Hans Schiebold Biography

Artist Hans Schiebold creates large-scale landscape paintings of such depth that each reads like a geological time clock of its scene. It has been said that Schiebold does not paint, but rather sculpts in media on canvas and this is a fair assessment of the singular technique that has secured the artist a listing in the "Who’s Who in American Art."

Schiebold believes that risk is necessary in order to be creative and his long career marked by innovation and daring, stands in support of this. There is an exaggerated boldness to his landscapes that, through their combination of color, texture and scale represents a style uniquely his own.

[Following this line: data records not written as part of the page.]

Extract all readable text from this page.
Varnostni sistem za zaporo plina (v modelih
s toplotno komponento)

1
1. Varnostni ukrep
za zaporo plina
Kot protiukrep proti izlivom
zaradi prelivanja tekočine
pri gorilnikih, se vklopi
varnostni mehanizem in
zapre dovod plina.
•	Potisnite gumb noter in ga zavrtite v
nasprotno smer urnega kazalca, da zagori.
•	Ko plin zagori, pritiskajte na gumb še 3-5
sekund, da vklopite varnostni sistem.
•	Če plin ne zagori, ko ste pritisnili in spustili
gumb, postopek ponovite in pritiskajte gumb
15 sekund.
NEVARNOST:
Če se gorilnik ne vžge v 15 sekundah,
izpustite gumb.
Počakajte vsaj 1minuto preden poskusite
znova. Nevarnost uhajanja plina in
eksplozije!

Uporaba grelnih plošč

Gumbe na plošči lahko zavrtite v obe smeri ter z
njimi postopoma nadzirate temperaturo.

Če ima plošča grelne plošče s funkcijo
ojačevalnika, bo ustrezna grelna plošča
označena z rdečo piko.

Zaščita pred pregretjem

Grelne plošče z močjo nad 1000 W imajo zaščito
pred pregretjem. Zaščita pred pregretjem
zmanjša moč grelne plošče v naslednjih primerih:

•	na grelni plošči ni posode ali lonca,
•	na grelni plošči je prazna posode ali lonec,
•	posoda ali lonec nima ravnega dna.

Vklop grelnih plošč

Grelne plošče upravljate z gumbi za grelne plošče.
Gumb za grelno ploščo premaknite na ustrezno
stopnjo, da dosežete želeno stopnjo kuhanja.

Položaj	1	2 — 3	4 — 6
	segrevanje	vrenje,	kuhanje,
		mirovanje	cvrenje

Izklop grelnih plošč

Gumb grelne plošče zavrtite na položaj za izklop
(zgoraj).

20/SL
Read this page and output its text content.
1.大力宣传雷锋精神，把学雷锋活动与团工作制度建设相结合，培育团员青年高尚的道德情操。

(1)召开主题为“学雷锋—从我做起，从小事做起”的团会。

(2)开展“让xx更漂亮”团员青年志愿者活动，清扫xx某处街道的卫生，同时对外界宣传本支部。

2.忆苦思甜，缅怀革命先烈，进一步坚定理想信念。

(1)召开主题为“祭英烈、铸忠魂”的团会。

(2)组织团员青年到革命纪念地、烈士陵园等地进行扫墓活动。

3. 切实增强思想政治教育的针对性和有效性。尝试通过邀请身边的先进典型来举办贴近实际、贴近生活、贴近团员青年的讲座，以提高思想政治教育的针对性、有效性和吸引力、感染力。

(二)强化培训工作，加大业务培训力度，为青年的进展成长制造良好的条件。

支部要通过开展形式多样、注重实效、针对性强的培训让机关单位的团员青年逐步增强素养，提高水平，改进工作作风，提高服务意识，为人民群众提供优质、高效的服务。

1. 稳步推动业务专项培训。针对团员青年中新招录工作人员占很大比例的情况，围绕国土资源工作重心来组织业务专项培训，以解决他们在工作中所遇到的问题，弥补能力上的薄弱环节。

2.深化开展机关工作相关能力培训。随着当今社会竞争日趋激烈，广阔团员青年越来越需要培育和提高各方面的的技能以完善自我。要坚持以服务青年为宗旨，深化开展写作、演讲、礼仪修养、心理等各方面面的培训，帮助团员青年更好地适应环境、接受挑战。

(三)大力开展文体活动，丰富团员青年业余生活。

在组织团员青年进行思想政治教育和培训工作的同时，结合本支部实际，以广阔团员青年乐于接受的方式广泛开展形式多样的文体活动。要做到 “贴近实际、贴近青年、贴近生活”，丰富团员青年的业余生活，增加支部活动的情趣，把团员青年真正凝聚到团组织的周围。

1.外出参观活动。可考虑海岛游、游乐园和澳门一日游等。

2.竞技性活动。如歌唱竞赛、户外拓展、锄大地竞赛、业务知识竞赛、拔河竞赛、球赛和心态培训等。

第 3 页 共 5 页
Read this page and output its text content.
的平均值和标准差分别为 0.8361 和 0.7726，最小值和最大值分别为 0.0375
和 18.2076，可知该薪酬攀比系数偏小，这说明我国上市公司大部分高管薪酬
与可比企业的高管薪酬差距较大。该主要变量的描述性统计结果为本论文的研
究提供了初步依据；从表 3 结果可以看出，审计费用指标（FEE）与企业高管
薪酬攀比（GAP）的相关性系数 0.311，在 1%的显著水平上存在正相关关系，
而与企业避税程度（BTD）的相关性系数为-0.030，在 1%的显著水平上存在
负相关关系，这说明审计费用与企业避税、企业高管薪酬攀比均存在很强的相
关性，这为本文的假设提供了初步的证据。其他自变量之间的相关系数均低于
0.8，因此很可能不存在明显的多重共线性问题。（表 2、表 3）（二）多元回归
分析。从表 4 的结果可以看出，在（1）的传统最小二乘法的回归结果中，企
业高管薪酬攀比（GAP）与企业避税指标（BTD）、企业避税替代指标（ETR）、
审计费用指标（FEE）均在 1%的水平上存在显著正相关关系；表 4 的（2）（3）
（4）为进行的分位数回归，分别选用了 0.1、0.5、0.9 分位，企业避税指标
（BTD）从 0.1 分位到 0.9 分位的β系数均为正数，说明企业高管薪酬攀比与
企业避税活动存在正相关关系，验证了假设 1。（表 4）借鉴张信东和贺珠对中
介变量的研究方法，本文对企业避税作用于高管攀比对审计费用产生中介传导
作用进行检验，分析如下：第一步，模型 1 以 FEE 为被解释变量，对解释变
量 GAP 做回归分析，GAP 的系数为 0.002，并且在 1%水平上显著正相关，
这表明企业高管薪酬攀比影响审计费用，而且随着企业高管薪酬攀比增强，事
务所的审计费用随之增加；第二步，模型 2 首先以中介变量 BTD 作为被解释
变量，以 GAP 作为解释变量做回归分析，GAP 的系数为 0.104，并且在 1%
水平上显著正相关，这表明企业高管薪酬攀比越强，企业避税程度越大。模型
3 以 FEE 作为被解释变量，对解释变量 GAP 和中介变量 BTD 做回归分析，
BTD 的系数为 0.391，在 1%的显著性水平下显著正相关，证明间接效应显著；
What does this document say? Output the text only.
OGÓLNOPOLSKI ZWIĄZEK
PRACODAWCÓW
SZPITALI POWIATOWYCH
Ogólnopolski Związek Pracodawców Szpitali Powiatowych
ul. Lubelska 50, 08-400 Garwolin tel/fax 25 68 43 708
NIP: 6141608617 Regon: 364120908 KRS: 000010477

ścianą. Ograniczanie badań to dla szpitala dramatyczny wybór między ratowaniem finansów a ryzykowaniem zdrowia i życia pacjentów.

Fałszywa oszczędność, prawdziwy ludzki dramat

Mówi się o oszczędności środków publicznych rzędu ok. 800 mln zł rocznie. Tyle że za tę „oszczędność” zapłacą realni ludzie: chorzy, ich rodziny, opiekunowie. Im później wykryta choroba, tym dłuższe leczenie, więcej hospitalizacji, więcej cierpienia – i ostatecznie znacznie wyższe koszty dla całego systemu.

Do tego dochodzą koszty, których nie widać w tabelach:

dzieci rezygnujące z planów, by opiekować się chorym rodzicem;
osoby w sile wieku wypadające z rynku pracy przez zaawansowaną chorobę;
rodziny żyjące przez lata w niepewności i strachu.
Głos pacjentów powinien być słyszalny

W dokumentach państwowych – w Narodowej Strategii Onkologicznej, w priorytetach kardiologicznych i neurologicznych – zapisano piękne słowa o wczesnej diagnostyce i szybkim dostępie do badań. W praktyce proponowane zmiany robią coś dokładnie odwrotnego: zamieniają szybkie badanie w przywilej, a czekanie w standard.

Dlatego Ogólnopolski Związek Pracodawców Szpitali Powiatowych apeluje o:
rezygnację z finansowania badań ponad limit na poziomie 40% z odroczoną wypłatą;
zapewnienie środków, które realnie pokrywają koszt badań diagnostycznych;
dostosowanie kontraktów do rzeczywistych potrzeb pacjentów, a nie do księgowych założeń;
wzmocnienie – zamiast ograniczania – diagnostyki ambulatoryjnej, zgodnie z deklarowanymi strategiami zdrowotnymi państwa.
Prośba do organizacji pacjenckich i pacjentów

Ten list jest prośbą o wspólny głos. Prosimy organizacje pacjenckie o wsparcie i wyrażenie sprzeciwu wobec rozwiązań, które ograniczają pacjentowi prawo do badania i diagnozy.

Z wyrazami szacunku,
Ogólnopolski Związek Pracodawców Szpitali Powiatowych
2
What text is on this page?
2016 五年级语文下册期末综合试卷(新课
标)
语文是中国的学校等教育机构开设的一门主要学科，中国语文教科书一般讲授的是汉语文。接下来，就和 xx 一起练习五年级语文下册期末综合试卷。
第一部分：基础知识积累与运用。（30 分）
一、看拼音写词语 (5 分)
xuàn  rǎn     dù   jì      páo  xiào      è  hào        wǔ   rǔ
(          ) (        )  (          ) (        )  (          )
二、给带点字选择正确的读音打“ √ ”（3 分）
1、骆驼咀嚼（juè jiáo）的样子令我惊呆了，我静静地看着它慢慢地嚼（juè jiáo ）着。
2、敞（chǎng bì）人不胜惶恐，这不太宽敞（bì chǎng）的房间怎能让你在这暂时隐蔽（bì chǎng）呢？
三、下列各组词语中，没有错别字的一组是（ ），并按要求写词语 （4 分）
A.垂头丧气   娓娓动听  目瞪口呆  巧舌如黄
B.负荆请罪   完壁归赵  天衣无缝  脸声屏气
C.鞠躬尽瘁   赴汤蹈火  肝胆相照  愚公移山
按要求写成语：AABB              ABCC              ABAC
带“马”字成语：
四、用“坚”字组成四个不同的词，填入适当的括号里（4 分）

Observers of his scenic paintings must overcome an urge to touch the artist's renderings of granite-like textures or highly glossed water surfaces.

Schiebold uses his own acrylic-based mixed media and unconventional tools: palette knives, spatulas, hand-shaped metal tools, sponges, nets, patterned rollers, almost anything that will create the pattern or texture he desires. His media is applied thickly in abstract patches of color that merge together when viewed from afar to form complex scenes of heightened realism. “These are landscapes, but they are very process oriented,” Schiebold explains. His representational style continues to carry the influence of his early abstract paintings: Schiebold was active in the New York abstract art scene of the 1970s and his paintings were displayed in major museums on the east coast and featured in international museum shows.

At that time Schiebold was a professor of Fine Arts at Wesleyan University in Connecticut. The artist, having trained in decorative wall and ceiling arts in the former East Germany, emigrated from his home country on the eve of the Berlin Wall’s creation. Arriving in the United States while still in his twenties, he obtained his MFA and taught for twelve years before moving west to pursue painting full time. The artist has a deep appreciation for the public function of art: “In Gothic times,” Schiebold notes, “cathedrals were the highest form of art, and they were public. Art was didactic, and the service of society was important.” But today, “Contemporary art is dogmatic to the point of exclusion.” For Schiebold, having a following is one way to confirm that an artist has made contact with society in a meaningful and constructive way. “Everyone who reacts to art can be a critic,” he believes.